About Saint Stefan Dečanski:

"The dead king was canonized as St. Stefan Dečanski and is extraordinarily celebrated as a miracle worker. His death is pictured upon his shrine ; two men tug the ends of a cord that is twisted round his neck, and an angel fetches his soul. He is, I was told, exceedingly good, and it is of no use to approach him in prayer if you have any bad thought in your heart. He helps the poor and performs the most marvelous cures. The belief in his power is far spread, even Yakoub had a sort of sneaking respect for him, and I was bidden to prepare my mind for the visit to the Holy King even before I had left Berane. Nor does he, alone, protect the church. Once a Turk stole a jewel from a picture of the Holy Mother of God. Shortly afterwards he was found dead and unwounded ! Then the jewel was found upon him, and it was known that the Holy Mother of God had slain him, for to die of anything but a wound was clearly a great marvel."

In spite of the difficult situation, the importance of the Metohija monastery for the Serbs was also emphasized:

"Here, a unique specimen in a land almost entirely given over to barbarism, it is looked upon as something almost miraculous, and is regarded with a veneration which has not improbably worked upon the superstitious souls of the Albanians and saved it from destruction. And to the Serb it is an outward and visible sign that this land is his. Though it has been the Turk's for five hundred years, he has set no such mark upon it."

On the other hand, Durham did not hide her enchantment with Visoki Dečani – both when it comes to the inward and outward aspects of the monastery.

Readers were introduced to the history of the monastery, and with details she gives concerning the builder and the material used for construction she demonstrates the beauty of Visoki Dečani: 

"Dečani dates from the palmy days of the Serbian empire, and is its finest monument. The church, built by a Dalmatian from Cattaro, is of white and dull red marble, striped in the manner familiar to us in Italy, and would be a fine building anywhere."

She noticed the carving, the genealogy of Nemanjić, and the damaged frescoes:

"The whole interior of the church is elaborately frescoed. All the faces that are within reach from the ground have been poked out, but those above are very well preserved. The line of Nemanja kings that covers one wall of the narthex is especially interesting. The magnificent old Ikonostasis is of carved and gilt wood (cleverly restored)."

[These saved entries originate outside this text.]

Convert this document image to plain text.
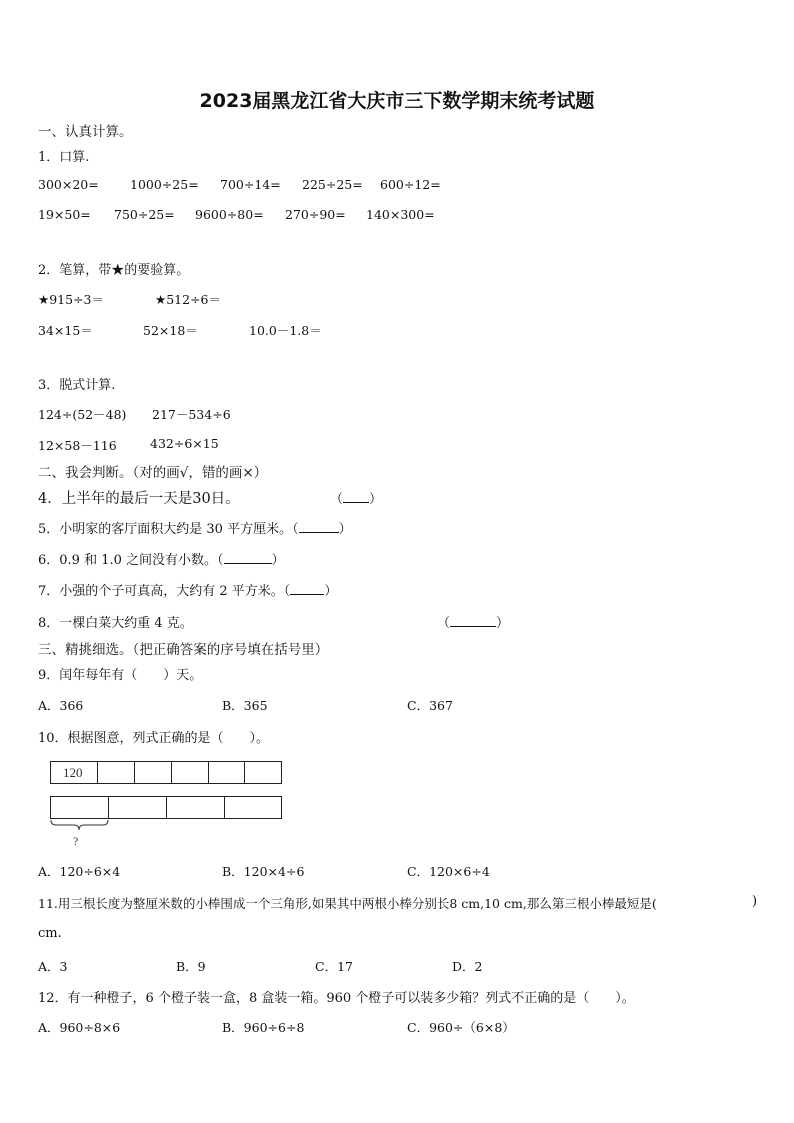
2023届黑龙江省大庆市三下数学期末统考试题
一、认真计算。
1．口算.
300×20=	1000÷25= 700÷14= 225÷25= 600÷12=
19×50= 750÷25= 9600÷80= 270÷90= 140×300=
2．笔算，带★的要验算。
★915÷3＝	★512÷6＝
34×15＝	52×18＝	10.0－1.8＝
3．脱式计算.
124÷(52－48) 217－534÷6
12×58－116	432÷6×15
二、我会判断。（对的画√，错的画×）
4．上半年的最后一天是30日。	（ ）
5．小明家的客厅面积大约是 30 平方厘米。（	）
6．0.9 和 1.0 之间没有小数。（	）
7．小强的个子可真高，大约有 2 平方米。（	）
8．一棵白菜大约重 4 克。	（	）
三、精挑细选。（把正确答案的序号填在括号里）
9．闰年每年有（　　）天。
A．366	B．365	C．367
10．根据图意，列式正确的是（　　）。
120
?
A．120÷6×4	B．120×4÷6	C．120×6÷4
11.用三根长度为整厘米数的小棒围成一个三角形,如果其中两根小棒分别长8 cm,10 cm,那么第三根小棒最短是(	)
cm.
A．3	B．9	C．17	D．2
12．有一种橙子，6 个橙子装一盒，8 盒装一箱。960 个橙子可以装多少箱？列式不正确的是（　　）。
A．960÷8×6	B．960÷6÷8	C．960÷（6×8）
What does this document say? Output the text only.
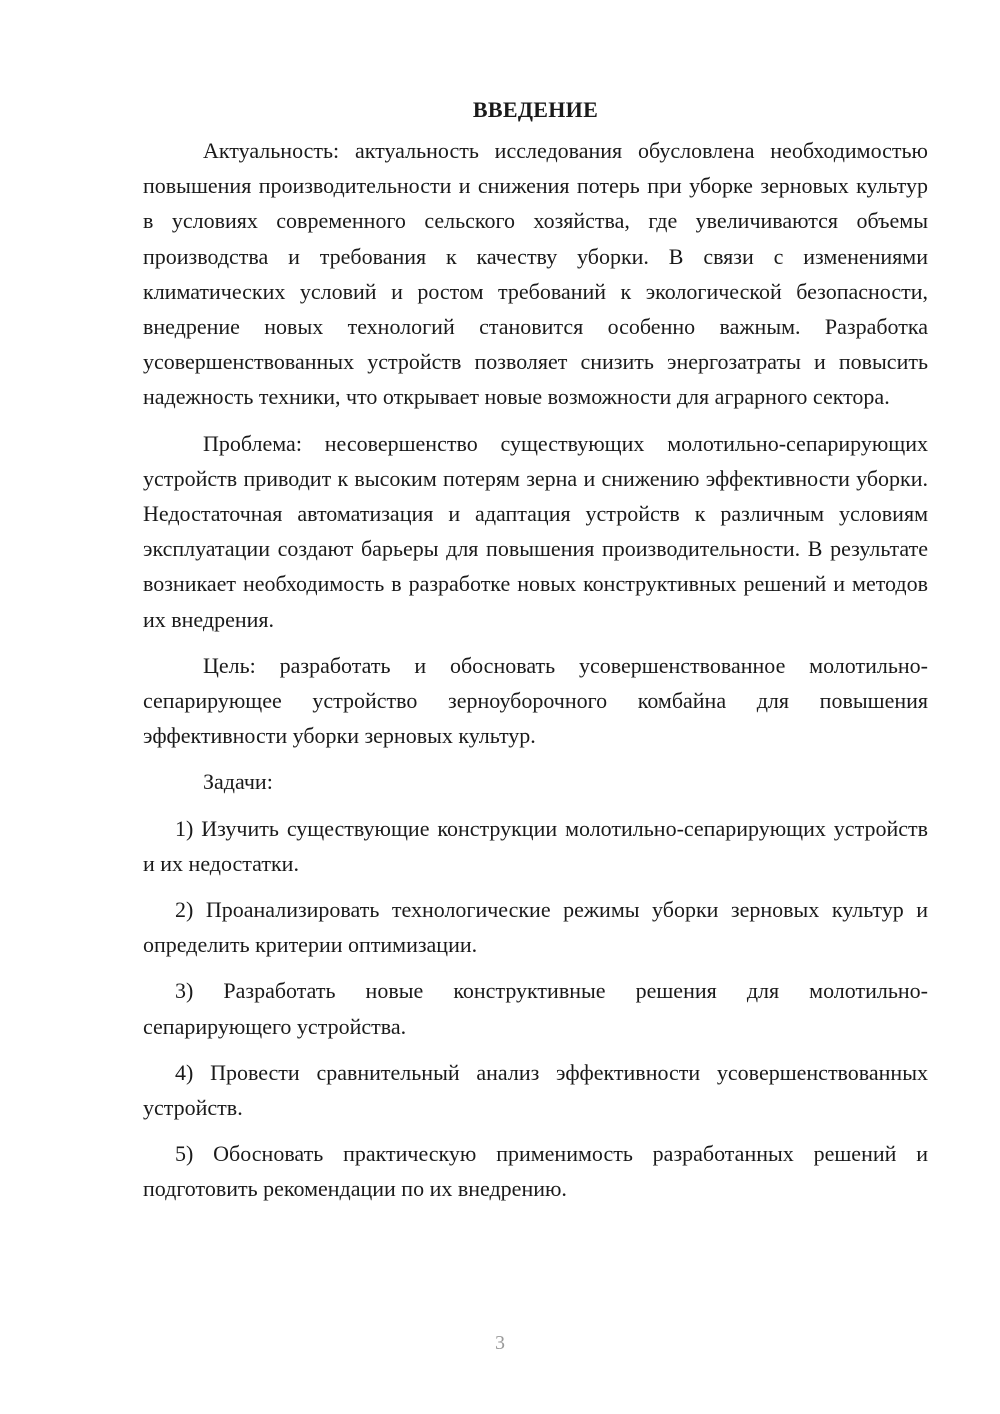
ВВЕДЕНИЕ

Актуальность: актуальность исследования обусловлена необходимостью повышения производительности и снижения потерь при уборке зерновых культур в условиях современного сельского хозяйства, где увеличиваются объемы производства и требования к качеству уборки. В связи с изменениями климатических условий и ростом требований к экологической безопасности, внедрение новых технологий становится особенно важным. Разработка усовершенствованных устройств позволяет снизить энергозатраты и повысить надежность техники, что открывает новые возможности для аграрного сектора.

Проблема: несовершенство существующих молотильно-сепарирующих устройств приводит к высоким потерям зерна и снижению эффективности уборки. Недостаточная автоматизация и адаптация устройств к различным условиям эксплуатации создают барьеры для повышения производительности. В результате возникает необходимость в разработке новых конструктивных решений и методов их внедрения.

Цель: разработать и обосновать усовершенствованное молотильно-сепарирующее устройство зерноуборочного комбайна для повышения эффективности уборки зерновых культур.

Задачи:

1) Изучить существующие конструкции молотильно-сепарирующих устройств и их недостатки.

2) Проанализировать технологические режимы уборки зерновых культур и определить критерии оптимизации.

3) Разработать новые конструктивные решения для молотильно-сепарирующего устройства.

4) Провести сравнительный анализ эффективности усовершенствованных устройств.

5) Обосновать практическую применимость разработанных решений и подготовить рекомендации по их внедрению.

3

Visoki Dečani at the time of Mary Durham’s visit"The floor is paved with white and dull red marble, and the piers which support the roof are in several instances monolithic. The tomb of the Holy King’s sister Helena (also, I believe, canonized) stands in the body of the church. The two marbles from which the church is entirely built were quarried in the immediate, neighborhood. It is thirty meters high to the base of the cupola," she stated also.

However, in her travelogue, she did not just introduce the readers to the monastery's appearance. She also described the "faith of the people":

"Doors and windows are all elaborately and splendidly carved, and the whole is in such a wonderfully good state of preservation that it is small wonder that the people have deep faith in the protecting power of the Holy King, and believe that in the whole world there is no building quite so beautiful."